Let me first say that for a remake Samuel Bayer’s NIGHTMARE ON ELM STREET is actually a pretty decent attempt. It has all the elements that make up a good, old fashioned horror movie—pretty girls, a crazed psycho-killer, a belief-suspending plot. But for every way it sets up the foundation for a quality genre film, it still falls very flat. And not in the “it’s so good, it’s bad” way.

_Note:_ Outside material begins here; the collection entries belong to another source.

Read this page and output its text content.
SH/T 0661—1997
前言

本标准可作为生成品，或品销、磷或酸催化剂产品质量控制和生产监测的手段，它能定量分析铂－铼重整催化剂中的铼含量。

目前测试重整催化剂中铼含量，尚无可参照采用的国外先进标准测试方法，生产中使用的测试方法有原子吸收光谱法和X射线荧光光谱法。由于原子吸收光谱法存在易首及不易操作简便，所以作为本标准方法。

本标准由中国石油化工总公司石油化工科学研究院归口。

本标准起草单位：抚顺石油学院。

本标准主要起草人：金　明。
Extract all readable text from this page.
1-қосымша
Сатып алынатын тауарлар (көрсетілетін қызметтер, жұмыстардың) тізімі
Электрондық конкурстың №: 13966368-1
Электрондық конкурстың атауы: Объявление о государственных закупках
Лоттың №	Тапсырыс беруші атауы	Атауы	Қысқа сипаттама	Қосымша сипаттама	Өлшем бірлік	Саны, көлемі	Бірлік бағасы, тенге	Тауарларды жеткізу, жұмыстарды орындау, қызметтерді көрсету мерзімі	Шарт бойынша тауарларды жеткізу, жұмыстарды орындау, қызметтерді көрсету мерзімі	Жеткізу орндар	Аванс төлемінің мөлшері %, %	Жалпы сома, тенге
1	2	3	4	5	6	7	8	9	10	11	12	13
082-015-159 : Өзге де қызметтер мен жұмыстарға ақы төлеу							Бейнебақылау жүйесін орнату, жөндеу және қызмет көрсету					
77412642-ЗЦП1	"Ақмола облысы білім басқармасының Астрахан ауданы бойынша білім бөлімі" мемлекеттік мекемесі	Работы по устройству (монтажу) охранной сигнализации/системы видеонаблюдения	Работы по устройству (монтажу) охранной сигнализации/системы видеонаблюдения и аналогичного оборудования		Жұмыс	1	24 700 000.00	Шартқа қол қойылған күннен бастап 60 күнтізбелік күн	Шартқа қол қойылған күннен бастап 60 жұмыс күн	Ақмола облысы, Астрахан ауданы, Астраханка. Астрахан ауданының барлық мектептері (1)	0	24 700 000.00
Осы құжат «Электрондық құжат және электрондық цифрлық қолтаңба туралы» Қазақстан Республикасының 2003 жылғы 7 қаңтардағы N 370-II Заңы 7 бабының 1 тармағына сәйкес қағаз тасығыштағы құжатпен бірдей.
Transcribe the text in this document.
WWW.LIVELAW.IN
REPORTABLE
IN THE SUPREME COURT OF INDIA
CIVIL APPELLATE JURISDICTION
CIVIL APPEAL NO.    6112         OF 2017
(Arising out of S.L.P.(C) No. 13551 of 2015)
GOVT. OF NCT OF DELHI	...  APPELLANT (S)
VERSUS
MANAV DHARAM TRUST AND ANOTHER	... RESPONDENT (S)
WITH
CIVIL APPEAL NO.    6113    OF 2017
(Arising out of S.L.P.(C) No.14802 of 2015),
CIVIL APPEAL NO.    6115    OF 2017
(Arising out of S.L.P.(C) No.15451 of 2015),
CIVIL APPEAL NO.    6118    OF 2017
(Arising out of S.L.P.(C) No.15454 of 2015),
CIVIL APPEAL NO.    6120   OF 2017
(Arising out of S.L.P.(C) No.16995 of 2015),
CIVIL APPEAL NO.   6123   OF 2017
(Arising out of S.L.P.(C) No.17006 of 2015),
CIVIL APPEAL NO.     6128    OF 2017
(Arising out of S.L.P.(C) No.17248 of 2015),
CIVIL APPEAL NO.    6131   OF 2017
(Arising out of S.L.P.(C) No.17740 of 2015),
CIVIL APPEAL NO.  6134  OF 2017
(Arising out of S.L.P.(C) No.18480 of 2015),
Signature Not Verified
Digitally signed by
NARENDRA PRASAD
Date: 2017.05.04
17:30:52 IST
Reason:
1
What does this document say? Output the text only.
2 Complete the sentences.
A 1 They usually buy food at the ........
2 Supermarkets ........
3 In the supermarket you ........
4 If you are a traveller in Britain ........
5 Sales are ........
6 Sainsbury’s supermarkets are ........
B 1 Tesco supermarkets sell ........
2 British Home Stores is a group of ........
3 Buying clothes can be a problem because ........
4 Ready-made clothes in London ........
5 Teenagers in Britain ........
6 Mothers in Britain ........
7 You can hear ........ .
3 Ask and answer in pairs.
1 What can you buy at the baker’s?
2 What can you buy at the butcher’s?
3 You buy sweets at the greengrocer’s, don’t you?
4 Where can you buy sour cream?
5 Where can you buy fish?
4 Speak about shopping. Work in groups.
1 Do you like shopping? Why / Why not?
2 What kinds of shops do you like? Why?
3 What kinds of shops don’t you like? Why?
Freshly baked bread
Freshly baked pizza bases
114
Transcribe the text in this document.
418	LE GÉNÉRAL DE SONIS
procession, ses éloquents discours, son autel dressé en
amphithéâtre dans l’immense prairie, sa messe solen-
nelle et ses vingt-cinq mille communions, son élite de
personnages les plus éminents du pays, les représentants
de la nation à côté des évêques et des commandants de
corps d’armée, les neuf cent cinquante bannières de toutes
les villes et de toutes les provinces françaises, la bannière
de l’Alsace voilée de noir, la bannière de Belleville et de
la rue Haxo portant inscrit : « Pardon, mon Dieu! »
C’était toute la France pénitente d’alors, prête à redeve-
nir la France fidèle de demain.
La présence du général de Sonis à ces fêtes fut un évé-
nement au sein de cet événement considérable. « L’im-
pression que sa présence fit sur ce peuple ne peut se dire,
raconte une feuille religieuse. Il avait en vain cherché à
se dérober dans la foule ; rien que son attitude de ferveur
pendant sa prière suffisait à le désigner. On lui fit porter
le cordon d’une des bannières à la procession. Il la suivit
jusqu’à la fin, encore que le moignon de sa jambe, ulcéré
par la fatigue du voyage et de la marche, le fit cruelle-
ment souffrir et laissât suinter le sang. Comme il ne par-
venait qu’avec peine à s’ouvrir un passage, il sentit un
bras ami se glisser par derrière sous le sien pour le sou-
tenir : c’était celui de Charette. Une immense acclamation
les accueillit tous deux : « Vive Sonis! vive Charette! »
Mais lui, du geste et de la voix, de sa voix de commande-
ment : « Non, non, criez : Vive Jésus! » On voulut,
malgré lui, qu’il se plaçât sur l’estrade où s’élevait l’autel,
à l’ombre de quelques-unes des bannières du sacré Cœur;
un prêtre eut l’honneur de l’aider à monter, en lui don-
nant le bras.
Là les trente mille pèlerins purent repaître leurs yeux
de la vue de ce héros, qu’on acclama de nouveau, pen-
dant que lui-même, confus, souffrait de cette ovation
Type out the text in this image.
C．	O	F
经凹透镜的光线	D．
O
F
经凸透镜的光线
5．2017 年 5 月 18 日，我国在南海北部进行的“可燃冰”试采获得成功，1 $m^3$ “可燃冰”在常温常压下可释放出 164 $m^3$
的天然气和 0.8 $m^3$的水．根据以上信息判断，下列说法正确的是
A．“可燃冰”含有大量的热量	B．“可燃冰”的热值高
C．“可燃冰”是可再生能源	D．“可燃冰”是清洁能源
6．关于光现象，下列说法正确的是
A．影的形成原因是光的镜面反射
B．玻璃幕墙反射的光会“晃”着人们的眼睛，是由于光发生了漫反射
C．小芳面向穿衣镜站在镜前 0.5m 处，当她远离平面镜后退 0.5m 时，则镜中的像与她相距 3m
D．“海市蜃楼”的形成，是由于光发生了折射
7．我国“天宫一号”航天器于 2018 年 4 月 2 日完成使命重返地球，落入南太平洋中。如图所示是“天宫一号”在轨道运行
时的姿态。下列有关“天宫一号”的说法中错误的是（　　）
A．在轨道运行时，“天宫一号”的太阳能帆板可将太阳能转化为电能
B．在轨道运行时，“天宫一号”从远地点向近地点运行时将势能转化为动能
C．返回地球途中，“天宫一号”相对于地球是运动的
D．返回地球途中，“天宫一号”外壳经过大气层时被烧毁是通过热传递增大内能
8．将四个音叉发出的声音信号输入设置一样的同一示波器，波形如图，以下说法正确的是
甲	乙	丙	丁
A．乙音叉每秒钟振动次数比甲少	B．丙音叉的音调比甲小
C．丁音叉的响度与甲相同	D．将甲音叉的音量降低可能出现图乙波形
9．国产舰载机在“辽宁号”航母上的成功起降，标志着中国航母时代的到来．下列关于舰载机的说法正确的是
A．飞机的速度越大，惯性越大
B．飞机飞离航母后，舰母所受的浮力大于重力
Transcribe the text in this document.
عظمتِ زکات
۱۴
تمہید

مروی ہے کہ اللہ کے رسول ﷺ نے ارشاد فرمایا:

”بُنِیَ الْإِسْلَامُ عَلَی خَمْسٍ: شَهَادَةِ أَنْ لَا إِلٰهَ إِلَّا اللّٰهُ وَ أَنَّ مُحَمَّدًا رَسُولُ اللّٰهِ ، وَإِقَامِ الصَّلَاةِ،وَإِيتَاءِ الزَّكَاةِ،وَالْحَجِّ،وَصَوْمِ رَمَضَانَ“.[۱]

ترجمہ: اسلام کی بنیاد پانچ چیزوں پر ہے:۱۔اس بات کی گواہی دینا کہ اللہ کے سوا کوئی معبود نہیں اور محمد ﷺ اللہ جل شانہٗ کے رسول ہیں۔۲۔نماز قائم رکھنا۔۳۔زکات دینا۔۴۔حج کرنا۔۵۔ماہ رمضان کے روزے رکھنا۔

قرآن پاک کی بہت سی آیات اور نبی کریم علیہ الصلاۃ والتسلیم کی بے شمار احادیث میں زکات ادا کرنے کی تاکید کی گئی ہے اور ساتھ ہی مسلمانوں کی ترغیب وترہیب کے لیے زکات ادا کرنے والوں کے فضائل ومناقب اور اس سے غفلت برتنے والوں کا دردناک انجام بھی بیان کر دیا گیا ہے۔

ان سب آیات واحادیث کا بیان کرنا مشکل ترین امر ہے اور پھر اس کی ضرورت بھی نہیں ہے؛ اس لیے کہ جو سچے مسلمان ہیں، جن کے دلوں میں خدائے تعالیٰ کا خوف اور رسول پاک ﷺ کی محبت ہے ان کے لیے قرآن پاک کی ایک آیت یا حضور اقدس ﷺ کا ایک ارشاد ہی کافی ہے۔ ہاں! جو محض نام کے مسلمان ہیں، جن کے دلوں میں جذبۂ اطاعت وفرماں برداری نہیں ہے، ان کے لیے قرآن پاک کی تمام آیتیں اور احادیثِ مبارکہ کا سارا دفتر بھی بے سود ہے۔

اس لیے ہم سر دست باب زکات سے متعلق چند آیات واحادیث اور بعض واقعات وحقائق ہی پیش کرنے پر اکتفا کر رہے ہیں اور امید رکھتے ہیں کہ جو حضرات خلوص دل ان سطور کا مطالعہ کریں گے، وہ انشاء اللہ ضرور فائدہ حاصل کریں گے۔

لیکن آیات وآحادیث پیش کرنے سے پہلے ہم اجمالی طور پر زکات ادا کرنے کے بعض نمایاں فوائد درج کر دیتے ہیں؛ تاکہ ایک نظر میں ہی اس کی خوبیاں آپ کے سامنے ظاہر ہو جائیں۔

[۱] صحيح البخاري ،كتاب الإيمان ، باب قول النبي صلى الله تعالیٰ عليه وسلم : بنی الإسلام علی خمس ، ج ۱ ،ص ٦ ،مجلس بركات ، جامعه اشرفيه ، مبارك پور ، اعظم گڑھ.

NIGHTMARE ON ELM STREET pieces together Freddy Kreuger’s (Jackie Earle Haley) story. Teens living on Elm Street start having nightmares that lead to their deaths, two lucky survivors start to piece together why they are dying and their mysterious connection to each other, and then they take it upon themselves to kill Freddy. Throw in a handful of dream sequences and quirky one-liners, and you have the making of a self-reflexive horror movie. However its biggest deterrent is its pacing.
Quick, tight pacing is the most crucial component to a horror movie. You want to feel as if you are running from the baddie, just like the heroine. Freddy Krueger is an incredibly scary figure, and Haley obviously had fun playing the disturbing dream killer, however I found almost all of his scenes to drag on a lot longer than necessary. It’s crazy to think a movie that lasts only 90 minutes and is chockfull of gruesome murders can feel as if it’s double that length.
What the film did succeed at, however, was its full on rapey feel. The dreams were brought on by Nancy’s (Rooney Mara) repressed childhood memories of an alive Freddy, who was accused and killed because parents believed he was molesting their children. Horror movies often show sexual harassment and assault, but I definitely felt that the rapeyness of Freddy was borderline unnecessary. What’s wrong with a little family friendly rape? Tell me, don’t show me goes a long way when creating exposition. The suggestion that Freddy did it in real life was enough for me to understand he was as horrible in life as in death, however Bayer never shied away from shoving the sexual assault element in audiences’ faces. I focused more on the stereotypical power-diseased men in the movie than anything else.
And that was really getting in the way of my blood, guts, and gore.